From: Robert J. Bradbury (bradbury@aeiveos.com)
Date: Fri Aug 15 2003 - 22:44:41 MDT
> On Fri, Aug 15, 2003 at 12:36:22PM -0400, John K Clark wrote:
> >
> > It would seem to me this might have some relevance toward developing a Gamma
> > Ray Laser, and that could have all sorts of non military applications. I
> > wonder if Gamma Ray Holography would be possible and I wonder if you could
> > make such a picture of a object that was not small, a human brain for
> > example. The resolution would be extraordinary.
Ok, so you get great resolution -- what in the blazes are you going to
use to "imprint" the image on?
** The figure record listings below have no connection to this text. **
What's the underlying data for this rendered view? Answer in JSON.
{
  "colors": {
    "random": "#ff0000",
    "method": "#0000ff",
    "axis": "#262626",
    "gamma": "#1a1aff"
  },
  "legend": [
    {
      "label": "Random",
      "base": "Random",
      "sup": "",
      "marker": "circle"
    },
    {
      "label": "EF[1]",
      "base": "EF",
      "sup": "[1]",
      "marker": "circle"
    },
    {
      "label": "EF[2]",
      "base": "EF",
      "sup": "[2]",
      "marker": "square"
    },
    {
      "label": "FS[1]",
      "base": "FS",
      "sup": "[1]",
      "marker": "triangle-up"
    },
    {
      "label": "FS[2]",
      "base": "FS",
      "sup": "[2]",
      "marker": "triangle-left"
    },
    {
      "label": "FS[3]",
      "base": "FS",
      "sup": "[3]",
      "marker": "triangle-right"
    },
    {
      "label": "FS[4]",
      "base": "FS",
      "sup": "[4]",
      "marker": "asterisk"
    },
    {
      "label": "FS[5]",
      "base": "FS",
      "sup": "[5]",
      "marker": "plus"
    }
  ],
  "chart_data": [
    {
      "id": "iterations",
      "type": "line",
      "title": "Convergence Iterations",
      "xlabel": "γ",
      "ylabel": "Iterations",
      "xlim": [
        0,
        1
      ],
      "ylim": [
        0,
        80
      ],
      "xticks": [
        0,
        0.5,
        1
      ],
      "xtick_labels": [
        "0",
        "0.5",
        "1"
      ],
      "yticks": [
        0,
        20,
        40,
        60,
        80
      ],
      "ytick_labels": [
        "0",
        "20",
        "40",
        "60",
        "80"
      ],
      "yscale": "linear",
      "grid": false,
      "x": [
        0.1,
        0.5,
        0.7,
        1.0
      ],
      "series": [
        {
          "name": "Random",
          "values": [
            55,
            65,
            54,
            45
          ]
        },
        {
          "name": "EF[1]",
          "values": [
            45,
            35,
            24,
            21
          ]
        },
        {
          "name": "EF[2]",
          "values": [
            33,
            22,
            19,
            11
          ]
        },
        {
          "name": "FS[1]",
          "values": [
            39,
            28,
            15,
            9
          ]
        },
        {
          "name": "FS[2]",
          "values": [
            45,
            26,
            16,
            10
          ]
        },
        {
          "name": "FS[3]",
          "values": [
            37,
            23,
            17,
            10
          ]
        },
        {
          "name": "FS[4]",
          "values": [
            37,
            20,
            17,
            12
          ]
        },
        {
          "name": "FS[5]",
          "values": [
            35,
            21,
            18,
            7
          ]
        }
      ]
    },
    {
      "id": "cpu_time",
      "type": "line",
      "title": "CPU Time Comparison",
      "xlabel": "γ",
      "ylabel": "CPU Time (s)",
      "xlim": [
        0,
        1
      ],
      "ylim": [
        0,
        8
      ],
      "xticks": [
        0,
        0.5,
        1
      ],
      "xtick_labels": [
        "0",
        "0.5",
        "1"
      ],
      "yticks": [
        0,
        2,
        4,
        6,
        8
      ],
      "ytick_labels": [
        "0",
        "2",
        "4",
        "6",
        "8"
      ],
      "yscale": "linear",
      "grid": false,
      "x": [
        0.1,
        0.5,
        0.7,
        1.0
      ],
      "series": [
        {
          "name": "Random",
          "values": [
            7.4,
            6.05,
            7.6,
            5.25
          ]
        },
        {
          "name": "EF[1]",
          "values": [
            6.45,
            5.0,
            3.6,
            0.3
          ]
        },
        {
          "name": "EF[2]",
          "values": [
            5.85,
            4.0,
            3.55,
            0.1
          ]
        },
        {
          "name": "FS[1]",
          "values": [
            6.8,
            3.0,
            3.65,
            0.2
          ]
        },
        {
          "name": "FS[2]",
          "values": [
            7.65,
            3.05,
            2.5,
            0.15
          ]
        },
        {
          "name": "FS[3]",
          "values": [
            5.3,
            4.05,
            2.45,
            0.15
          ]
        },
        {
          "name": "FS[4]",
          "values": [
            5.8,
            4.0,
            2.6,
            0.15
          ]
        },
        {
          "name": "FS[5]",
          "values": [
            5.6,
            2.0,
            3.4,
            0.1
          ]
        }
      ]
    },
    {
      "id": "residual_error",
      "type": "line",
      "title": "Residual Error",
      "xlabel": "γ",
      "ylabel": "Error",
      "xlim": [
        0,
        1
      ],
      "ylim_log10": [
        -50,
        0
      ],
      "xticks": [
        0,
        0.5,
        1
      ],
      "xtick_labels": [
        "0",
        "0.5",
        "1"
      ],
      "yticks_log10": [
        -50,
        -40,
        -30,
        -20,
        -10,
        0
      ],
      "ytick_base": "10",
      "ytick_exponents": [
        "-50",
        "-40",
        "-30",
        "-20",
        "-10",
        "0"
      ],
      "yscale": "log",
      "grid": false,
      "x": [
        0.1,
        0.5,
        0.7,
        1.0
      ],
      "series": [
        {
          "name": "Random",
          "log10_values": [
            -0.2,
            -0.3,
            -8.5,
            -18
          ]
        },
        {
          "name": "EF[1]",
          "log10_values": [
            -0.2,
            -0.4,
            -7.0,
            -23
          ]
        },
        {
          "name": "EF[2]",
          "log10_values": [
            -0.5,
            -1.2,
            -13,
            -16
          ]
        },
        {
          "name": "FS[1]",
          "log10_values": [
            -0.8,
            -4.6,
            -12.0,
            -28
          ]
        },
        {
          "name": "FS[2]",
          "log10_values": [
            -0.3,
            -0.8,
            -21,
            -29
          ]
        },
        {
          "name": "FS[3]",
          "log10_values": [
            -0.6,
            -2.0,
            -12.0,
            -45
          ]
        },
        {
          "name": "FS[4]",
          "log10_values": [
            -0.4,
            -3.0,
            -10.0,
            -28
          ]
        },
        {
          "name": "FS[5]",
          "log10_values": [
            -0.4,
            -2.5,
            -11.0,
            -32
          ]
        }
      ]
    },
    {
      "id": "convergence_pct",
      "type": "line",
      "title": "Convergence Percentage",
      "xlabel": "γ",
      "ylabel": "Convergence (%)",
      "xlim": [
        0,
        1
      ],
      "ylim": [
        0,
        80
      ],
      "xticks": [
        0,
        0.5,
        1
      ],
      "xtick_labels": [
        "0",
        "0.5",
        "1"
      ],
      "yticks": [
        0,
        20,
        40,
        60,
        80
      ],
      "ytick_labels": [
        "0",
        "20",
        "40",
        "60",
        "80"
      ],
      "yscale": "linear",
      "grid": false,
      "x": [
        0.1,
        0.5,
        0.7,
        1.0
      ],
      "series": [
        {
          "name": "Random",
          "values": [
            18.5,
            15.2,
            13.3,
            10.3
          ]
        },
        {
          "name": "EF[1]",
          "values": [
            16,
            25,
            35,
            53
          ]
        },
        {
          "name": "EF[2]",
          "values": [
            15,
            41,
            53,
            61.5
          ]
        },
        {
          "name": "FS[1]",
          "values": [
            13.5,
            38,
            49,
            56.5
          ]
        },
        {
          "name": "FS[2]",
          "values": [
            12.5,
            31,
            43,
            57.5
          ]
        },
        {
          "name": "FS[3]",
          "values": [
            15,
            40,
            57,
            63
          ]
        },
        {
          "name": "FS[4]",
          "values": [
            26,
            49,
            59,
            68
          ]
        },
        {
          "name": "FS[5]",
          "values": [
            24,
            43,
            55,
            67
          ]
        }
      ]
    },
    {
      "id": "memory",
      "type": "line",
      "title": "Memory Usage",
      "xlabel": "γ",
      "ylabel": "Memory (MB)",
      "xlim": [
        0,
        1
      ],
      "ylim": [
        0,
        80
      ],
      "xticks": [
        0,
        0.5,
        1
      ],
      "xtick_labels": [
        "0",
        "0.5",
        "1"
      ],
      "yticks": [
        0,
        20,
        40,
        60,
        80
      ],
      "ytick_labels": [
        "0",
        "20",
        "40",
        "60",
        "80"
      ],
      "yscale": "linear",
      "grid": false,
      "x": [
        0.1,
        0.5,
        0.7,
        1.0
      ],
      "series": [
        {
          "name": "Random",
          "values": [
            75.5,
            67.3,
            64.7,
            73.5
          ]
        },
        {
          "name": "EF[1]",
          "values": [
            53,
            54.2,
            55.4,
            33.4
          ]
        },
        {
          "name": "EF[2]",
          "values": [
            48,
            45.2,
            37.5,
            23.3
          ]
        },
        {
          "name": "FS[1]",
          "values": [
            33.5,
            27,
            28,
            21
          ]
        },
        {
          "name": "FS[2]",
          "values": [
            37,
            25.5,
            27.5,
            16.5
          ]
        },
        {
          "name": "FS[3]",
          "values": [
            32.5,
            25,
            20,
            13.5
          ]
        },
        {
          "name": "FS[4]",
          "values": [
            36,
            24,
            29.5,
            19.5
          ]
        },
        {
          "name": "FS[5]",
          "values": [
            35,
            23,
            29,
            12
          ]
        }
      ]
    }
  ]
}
All photons above UV energy levels will
cause bond cleavage (Nanosystems, Section 6.5: Photochemical damage).
One of the big problems they are having with Extreme UV lithography
now is that they don't have materials that can withstand the damage
caused by the light at the smaller wavelengths.
On Sat, 16 Aug 2003, Anders Sandberg wrote:
>
> Exactly my thought. I have been considering nanotech tamper proofing of
> small "black boxes". While I think I have some good designs that are
> impervious to material tampering, a gamma ray laser might allow making a
> destructive hologram.
I don't see how you can disintegrate the box and not the hologram material.
> The beam hits the black box, disintegrating it,
> but before that a refracted wavefront appears and can be caught on a
> screen, enabling reconstruction of the black box interior.
I can see it now, people show up at the airport, throw their luggage
onto the Gamma-Ray machine which subsequently vaporizes their luggage
while providing them with a data cube of what their luggage contained.
At their destination they throw the data cube into a matter compiler and
"pooff" out comes their luggage (presumably still rather warm from
the rapid assembly of so many molecules). I expect it would make the
airlines very happy.
> The main
> problem is the wave-particle duality: in order to get the hologram we
> need to get enough photons on the screen to find the pattern, and that
> implies a very high intensity.
No kidding...
> Anybody who knows more about gamma diffraction to give a considered
> opinion?
I would think that how they manage to pull the rabbit out of the hat
with the Chandra telescope would be the place to start. In particular
whether or not they studied the lifetime of the scope. I'm believe
that you can detect X-rays with CCD detectors but I'm unsure of what
damage the detectors are exposed to in the process.
> I think one way of hiding data better is to hide it in electron spins,
> but that might also show up in the hologram?
I've never seen anything that suggests you can query the spins using
X-rays or gamma-rays (I will however ask someone who knows more than I
[my father] and get back if he speculates positively about this.)